Away from the ethical and moral issues of using AI generated images, there is also the potential for legal issues. As a developing technology the legal framework surrounding generative AI imagery is incomplete. The copyright status of images generated by a variety of AI tools are subject to multiple court cases globally. Similarly, there is a significant debate around the legality and fair-compensation of those whose work has been used to train the AI models. The images and data used to train the models are almost entirely unknown, and any compensation to those whose creative works have been used in this way is mostly non-existent. Academics have also found that it is easily possible to generate plagiaristic outputs with AI tools. In one major case, Getty Images, one of the largest imagery providers in the world, is currently pursuing legal action against Stability AI (whilst also introducing an AI generation tool itself). The temptation to use AI to generate ‘free’, increasingly high quality images, is clear, but the reality and ethics of this is far from it. As the legal arguments develop, and as more commercial AI image generation tools become available these grey areas will develop clarity, but currently this is an area of significant uncertainty.
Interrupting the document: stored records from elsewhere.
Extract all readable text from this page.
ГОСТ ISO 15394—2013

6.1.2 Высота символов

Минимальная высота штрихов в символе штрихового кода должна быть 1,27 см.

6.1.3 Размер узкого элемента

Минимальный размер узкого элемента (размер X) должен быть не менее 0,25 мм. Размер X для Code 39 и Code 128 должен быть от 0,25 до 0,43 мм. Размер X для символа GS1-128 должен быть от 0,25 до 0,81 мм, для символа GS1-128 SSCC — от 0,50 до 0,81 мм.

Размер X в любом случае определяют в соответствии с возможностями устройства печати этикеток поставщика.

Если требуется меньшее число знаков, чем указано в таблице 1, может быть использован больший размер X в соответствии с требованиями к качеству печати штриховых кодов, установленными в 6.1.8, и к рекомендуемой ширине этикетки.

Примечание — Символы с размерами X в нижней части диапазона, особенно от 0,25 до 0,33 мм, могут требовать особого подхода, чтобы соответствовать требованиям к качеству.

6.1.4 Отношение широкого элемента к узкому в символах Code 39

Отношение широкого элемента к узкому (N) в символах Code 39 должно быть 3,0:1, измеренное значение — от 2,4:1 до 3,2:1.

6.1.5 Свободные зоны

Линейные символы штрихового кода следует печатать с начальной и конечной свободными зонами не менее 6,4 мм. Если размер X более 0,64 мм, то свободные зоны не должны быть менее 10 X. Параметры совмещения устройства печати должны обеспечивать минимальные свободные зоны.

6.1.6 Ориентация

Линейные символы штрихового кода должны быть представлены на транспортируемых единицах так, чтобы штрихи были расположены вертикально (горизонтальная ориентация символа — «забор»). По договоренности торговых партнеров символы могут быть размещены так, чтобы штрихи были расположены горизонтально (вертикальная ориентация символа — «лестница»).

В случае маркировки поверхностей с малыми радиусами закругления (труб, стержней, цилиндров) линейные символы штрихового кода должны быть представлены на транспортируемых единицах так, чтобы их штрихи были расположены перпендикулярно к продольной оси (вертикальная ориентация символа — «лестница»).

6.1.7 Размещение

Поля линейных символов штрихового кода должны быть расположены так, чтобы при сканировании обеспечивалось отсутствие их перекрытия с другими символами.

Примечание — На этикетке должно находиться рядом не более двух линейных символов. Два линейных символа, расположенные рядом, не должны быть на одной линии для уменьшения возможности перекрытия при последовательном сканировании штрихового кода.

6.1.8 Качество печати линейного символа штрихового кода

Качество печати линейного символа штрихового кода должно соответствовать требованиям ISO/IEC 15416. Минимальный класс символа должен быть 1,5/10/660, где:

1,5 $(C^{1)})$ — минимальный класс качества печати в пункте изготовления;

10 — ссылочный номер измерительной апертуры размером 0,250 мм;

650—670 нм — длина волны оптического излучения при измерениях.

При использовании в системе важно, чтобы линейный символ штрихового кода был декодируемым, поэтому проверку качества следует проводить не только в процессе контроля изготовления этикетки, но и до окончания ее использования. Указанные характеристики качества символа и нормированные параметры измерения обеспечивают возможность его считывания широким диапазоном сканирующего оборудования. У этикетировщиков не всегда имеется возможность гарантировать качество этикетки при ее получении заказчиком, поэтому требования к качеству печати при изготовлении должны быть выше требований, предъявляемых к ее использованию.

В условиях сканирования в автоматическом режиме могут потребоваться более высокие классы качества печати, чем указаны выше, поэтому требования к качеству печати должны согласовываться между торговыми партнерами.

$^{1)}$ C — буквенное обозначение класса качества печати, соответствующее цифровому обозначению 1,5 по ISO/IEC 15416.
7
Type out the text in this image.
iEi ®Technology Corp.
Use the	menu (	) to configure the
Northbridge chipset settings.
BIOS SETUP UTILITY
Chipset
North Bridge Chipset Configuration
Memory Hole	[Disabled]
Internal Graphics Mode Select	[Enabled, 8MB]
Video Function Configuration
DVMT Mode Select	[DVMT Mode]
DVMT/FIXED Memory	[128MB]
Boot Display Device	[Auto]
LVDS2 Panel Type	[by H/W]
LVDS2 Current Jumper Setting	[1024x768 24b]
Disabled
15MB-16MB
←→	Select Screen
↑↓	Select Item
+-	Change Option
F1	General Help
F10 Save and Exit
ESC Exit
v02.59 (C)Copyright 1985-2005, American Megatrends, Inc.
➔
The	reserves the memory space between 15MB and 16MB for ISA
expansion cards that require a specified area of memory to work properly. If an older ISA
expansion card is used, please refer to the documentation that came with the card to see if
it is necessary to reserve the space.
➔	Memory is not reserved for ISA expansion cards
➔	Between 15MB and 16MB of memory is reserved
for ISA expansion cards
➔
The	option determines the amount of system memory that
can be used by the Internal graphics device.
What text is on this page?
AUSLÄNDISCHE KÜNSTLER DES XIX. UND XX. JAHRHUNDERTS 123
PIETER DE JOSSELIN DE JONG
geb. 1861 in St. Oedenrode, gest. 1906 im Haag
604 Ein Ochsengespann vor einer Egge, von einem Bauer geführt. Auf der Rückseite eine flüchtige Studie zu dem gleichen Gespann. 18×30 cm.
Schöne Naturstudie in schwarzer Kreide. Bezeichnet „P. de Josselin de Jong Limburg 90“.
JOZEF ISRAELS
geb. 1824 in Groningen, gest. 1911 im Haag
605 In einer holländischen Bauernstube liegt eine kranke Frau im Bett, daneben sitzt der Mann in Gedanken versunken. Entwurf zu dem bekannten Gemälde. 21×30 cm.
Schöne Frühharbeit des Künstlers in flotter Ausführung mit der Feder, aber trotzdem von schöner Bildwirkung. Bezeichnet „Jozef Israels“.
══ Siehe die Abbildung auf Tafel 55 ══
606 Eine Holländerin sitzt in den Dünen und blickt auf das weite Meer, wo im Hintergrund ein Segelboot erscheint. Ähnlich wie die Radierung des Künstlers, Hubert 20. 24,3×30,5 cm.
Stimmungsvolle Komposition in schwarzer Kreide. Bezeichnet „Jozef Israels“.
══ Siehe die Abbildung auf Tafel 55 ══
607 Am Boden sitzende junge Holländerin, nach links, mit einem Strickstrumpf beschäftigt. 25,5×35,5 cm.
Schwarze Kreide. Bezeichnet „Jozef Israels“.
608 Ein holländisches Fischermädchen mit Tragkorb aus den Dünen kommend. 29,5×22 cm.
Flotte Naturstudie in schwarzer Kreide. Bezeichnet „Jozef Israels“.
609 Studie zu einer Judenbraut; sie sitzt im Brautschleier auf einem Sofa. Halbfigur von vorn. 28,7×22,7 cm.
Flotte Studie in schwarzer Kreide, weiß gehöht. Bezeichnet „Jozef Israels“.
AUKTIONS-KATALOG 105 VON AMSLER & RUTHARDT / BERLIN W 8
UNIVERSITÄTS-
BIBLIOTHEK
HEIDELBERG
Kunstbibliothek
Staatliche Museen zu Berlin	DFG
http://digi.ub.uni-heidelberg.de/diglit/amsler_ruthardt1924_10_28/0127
Photography can tell compelling, detailed stories, and presents a vital opportunity for real and lasting public engagement. The development of generative AI imagery is undoubtedly a huge moment in how society produces and consumes images. However, the potential issues and pitfalls of using AI images in place of photography must be taken seriously. In visualising climate change through photography we should be seeking to tell real, compelling, relatable stories to our audiences. This is not possible through AI generated images, which construct scenes from unknown input datasets and are more closely related to digital art than photography. As AI generated images become more able to mimic photographs, thorough, ethical, photojournalism, comprehensive captioning and detailed and transparent crediting of images becomes ever more urgent and essential.